Luke Luwai by this late hour had heard of the pain his wife was enduring. He feared she might die. But he could not go near the woman’s house. He could not comfort his dying wife. He wished and prayed everything would work out right in the morning.
Anxiety and sorrow robbed him of sleep. He sat quietly in the men’s house and puffed his home-grown tobacco deeply. He felt the nicotine’s powerful grip. He breathed out mouthfuls of smoke and glanced at his clansmen fast asleep.
“It is too soon to lose my wife and unborn child,” he said to himself.
Luke had seen a lot of women die in childbirth. There were no proper health facilities in his isolated valley. He felt certain his wife and unborn child would die. He felt like crying. But he was a tough Tit-raised Engan male who did not succumb to childish emotion.
So Like Luwai withheld his tears and made a plan to save his young wife and unborn child. He had to show how much he loved Aipit Lyambian. Memories of the struggles he had gone through to marry her flooded his mind.
He was many years older than Aipit, he had been well past marriageable age, but Aipit had not rejected him. She could have easily gone for younger men but had accepted his proposal and he loved her more so because of this.
He also did not want to disappoint his wife’s aunt, Leale. She had been a powerful influence in making it possible for him to marry Aipit. He had indeed been the victor to marry such a wonderful woman.

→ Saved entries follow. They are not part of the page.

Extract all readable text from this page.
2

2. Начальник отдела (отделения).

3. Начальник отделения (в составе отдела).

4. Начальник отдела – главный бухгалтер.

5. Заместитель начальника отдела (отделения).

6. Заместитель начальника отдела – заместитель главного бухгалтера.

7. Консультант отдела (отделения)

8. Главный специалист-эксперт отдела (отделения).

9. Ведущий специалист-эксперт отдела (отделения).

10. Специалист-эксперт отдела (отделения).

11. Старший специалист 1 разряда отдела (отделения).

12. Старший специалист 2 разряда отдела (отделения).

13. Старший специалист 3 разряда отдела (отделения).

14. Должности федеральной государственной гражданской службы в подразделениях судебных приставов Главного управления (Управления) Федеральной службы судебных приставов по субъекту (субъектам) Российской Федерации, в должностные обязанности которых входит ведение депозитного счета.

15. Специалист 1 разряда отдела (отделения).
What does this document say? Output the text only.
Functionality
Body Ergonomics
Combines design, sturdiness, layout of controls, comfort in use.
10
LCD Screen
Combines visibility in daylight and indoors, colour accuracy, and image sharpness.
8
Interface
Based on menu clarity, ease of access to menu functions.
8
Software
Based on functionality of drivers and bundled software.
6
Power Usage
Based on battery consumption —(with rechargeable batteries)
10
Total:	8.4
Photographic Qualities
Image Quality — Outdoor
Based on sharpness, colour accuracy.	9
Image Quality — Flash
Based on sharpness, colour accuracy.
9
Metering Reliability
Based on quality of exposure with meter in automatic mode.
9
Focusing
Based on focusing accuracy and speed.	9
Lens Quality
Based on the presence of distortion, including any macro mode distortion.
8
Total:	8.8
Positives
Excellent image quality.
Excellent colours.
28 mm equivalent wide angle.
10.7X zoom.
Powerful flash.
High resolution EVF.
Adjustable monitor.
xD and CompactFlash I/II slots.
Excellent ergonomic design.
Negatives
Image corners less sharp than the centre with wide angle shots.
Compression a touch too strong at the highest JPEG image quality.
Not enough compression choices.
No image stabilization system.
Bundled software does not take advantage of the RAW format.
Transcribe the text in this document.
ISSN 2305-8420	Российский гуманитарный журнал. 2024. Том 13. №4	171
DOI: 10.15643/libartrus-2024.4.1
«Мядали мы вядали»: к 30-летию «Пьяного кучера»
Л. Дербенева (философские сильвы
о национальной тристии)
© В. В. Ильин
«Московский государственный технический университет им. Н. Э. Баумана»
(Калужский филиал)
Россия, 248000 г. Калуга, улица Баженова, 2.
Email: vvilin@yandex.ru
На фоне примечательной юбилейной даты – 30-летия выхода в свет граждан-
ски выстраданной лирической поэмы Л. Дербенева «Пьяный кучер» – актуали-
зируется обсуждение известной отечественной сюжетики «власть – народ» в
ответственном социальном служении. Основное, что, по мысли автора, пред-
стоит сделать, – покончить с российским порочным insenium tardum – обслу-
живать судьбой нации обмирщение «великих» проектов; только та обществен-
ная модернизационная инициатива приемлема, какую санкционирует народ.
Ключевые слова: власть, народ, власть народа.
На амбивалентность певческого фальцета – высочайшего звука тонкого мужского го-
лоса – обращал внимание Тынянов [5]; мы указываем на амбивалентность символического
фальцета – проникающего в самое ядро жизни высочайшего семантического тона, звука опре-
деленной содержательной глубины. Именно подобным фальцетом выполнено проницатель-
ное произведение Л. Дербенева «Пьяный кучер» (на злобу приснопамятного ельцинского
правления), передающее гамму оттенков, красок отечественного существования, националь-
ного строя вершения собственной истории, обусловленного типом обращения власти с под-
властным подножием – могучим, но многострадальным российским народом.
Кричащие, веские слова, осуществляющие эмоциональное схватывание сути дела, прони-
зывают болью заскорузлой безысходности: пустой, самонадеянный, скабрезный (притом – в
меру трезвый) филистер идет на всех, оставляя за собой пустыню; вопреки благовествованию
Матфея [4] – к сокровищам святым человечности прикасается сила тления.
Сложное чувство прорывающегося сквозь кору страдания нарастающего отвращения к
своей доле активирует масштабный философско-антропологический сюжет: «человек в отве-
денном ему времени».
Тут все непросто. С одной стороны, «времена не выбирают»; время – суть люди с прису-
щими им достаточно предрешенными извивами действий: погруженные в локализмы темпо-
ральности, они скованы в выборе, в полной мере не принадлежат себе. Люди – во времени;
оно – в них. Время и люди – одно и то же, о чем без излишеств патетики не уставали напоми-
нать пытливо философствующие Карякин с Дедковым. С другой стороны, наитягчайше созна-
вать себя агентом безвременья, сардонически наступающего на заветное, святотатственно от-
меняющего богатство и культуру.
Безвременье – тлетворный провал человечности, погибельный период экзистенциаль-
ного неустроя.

Luke decided that his wife had to be taken to Wabag Health Centre for immediate medical attention. There could be no waiting until dawn, and he discarded the traditional belief that men should never go near a woman in labour. This now seemed like nonsense to him.

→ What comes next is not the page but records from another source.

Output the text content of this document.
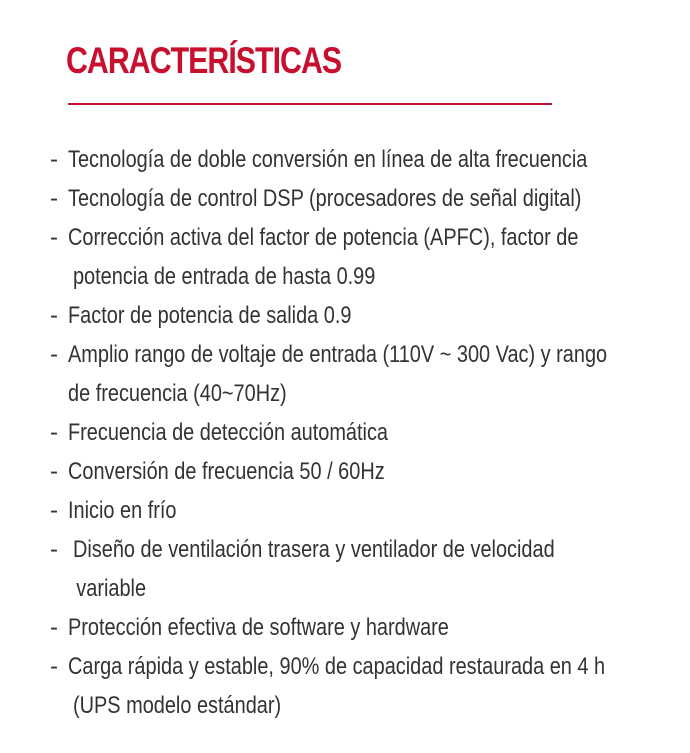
CARACTERÍSTICAS
- Tecnología de doble conversión en línea de alta frecuencia
- Tecnología de control DSP (procesadores de señal digital)
- Corrección activa del factor de potencia (APFC), factor de
potencia de entrada de hasta 0.99
- Factor de potencia de salida 0.9
- Amplio rango de voltaje de entrada (110V ~ 300 Vac) y rango
de frecuencia (40~70Hz)
- Frecuencia de detección automática
- Conversión de frecuencia 50 / 60Hz
- Inicio en frío
- Diseño de ventilación trasera y ventilador de velocidad
variable
- Protección efectiva de software y hardware
- Carga rápida y estable, 90% de capacidad restaurada en 4 h
(UPS modelo estándar)
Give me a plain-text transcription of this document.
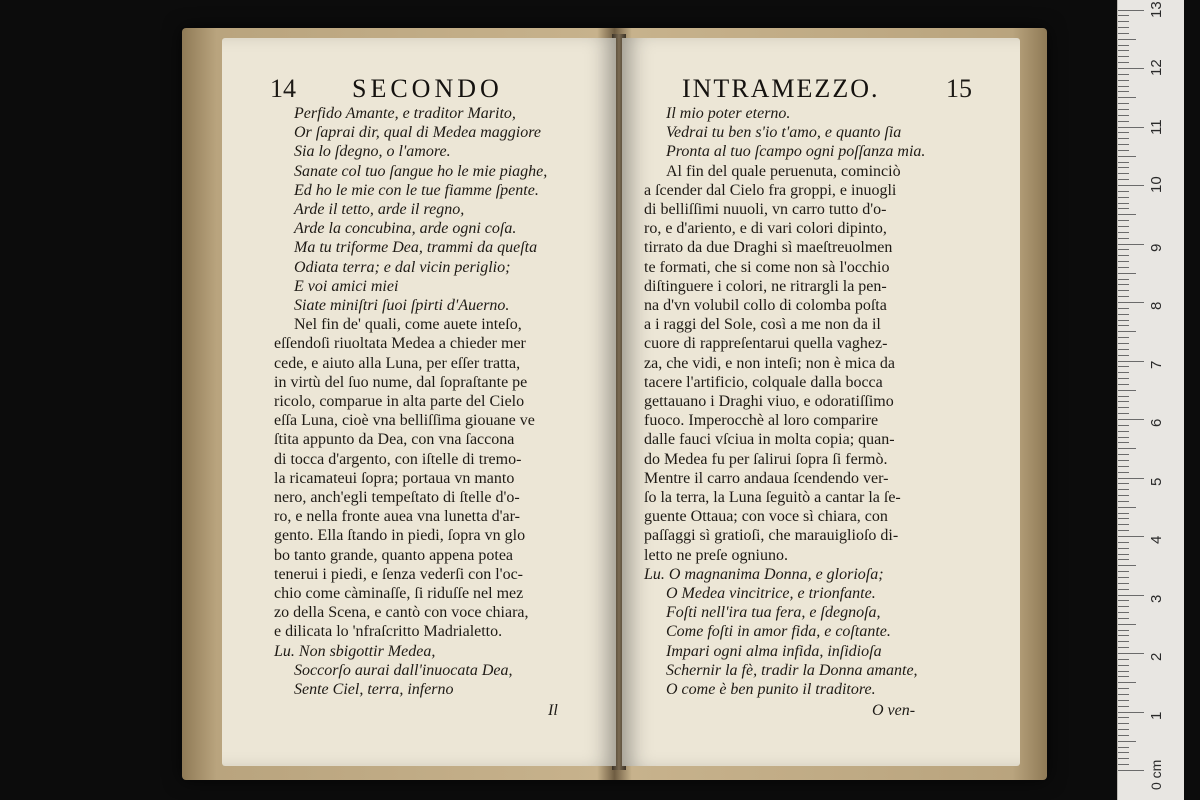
14 SECONDO
Perfido Amante, e traditor Marito,
Or ſaprai dir, qual di Medea maggiore
Sia lo ſdegno, o l'amore.
Sanate col tuo ſangue ho le mie piaghe,
Ed ho le mie con le tue fiamme ſpente.
Arde il tetto, arde il regno,
Arde la concubina, arde ogni coſa.
Ma tu triforme Dea, trammi da queſta
Odiata terra; e dal vicin periglio;
E voi amici miei
Siate miniſtri ſuoi ſpirti d'Auerno.
Nel fin de' quali, come auete inteſo,
eſſendoſi riuoltata Medea a chieder mer
cede, e aiuto alla Luna, per eſſer tratta,
in virtù del ſuo nume, dal ſopraſtante pe
ricolo, comparue in alta parte del Cielo
eſſa Luna, cioè vna belliſſima giouane ve
ſtita appunto da Dea, con vna ſaccona
di tocca d'argento, con iſtelle di tremo-
la ricamateui ſopra; portaua vn manto
nero, anch'egli tempeſtato di ſtelle d'o-
ro, e nella fronte auea vna lunetta d'ar-
gento. Ella ſtando in piedi, ſopra vn glo
bo tanto grande, quanto appena potea
tenerui i piedi, e ſenza vederſi con l'oc-
chio come càminaſſe, ſi riduſſe nel mez
zo della Scena, e cantò con voce chiara,
e dilicata lo 'nfraſcritto Madrialetto.
Lu. Non sbigottir Medea,
Soccorſo aurai dall'inuocata Dea,
Sente Ciel, terra, inferno
Il
INTRAMEZZO.	15
Il mio poter eterno.
Vedrai tu ben s'io t'amo, e quanto ſia
Pronta al tuo ſcampo ogni poſſanza mia.
Al fin del quale peruenuta, cominciò
a ſcender dal Cielo fra groppi, e inuogli
di belliſſimi nuuoli, vn carro tutto d'o-
ro, e d'ariento, e di vari colori dipinto,
tirrato da due Draghi sì maeſtreuolmen
te formati, che si come non sà l'occhio
diſtinguere i colori, ne ritrargli la pen-
na d'vn volubil collo di colomba poſta
a i raggi del Sole, così a me non da il
cuore di rappreſentarui quella vaghez-
za, che vidi, e non inteſi; non è mica da
tacere l'artificio, colquale dalla bocca
gettauano i Draghi viuo, e odoratiſſimo
fuoco. Imperocchè al loro comparire
dalle fauci vſciua in molta copia; quan-
do Medea fu per ſalirui ſopra ſi fermò.
Mentre il carro andaua ſcendendo ver-
ſo la terra, la Luna ſeguitò a cantar la ſe-
guente Ottaua; con voce sì chiara, con
paſſaggi sì gratioſi, che marauiglioſo di-
letto ne preſe ogniuno.
Lu. O magnanima Donna, e glorioſa;
O Medea vincitrice, e trionfante.
Foſti nell'ira tua fera, e ſdegnoſa,
Come foſti in amor fida, e coſtante.
Impari ogni alma infida, inſidioſa
Schernir la fè, tradir la Donna amante,
O come è ben punito il traditore.
O ven-
0 cm
1
2
3
4
5
6
7
8
9
10
11
12
13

He had to get the men sleeping in the hausman to help him carry his wife to Wabag. He had to try to save her life. He would not sit idly and have her die with their unborn child.
Luke’s brother Lalyo worked at the health centre as a medical officer. Once there, they would face no problems. So, in the dark morning, before the first rays of the sun touched the sleeping valley, the semi-conscious mother was lifted onto a stretcher.
They walked the 22 kilometers to the health centre. First they climbed over the Mokokam range to Lakolam and then followed the Lai River towards Wabag.
With two bearers on each end of the stretcher, they tramped through the mud, carrying her up and over the ridges, shrugging away the numbing cold of the deep gullies. They toiled on painfully hoping against hope that she would not die on the track.
This baby boy who would one day become a great businessman, indeed a tycoon, who would establish a major trucking company, Mapai Transport.
His name is Jacob Luke. The year was 1950.
Footnote: Mapai Transport commenced operations in 1985 with a single vehicle and now has depots in Lae, Mt Hagen and Goroka running a fleet of 70 prime movers and 170 trailers, 20 town delivery trucks and nearly 700 containers. Jacob Luke is pictured here with Enga governor, Sir Peter Ipatas.